Erythema Chronicum Migrans of Lyme Disease

Author Affiliations

From the Department of Dermatology, New York University School of Medicine.

Arch Dermatol. 1984;120(8):1017-1021. doi:10.1001/archderm.1984.01650440047017

• Erythema chronicum migrans (ECM) is the distinctive cutaneous lesion of the multisystem tick-borne spirochetosis, Lyme disease.

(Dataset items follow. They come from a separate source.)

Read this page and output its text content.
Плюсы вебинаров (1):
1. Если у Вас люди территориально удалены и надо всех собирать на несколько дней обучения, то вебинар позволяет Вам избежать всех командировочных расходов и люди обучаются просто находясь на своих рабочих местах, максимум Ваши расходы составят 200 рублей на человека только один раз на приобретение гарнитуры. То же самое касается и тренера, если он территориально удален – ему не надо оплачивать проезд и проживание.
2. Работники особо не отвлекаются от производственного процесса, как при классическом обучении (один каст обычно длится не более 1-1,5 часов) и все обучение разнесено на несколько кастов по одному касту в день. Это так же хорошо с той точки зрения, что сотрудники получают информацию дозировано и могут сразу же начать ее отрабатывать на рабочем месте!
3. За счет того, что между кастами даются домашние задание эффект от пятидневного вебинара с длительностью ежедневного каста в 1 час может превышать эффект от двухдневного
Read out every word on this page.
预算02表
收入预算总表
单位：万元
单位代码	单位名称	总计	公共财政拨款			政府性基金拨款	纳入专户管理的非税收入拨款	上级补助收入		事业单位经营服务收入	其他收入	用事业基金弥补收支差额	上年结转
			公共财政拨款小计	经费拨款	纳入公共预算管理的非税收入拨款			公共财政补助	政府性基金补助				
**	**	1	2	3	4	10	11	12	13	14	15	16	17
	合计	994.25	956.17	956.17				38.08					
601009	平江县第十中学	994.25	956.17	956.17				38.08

Its clinical and histologic pictures are variable. Of the 51 patients with ECM of Lyme disease, 38 patients (75%) had single lesions, 13 patients (25%) had multiple lesions, and 32 patients (62%) had extracutaneous signs and symptoms. Only 15 patients (29%) had symptoms referable to ECM. Extracutaneous signs and symptoms were absent in 12 (80%) of the 15 patients. These patients had uneventful recoveries following treatment with systemic antibiotics. Thirty-four skin biopsy specimens were obtained from the ECM lesions of 30 patients. With Warthin-Starry silver stain, the Ixodes dammini spirochete was found in 14 specimens (41%) taken from 12 (40%) of the 30 patients. Two of the Ixodes dammini spirochete-positive specimens were obtained from secondary ECM lesions. Careful clinical and histologic examination of skin lesions suggestive of ECM of Lyme disease will expedite its early diagnosis and treatment.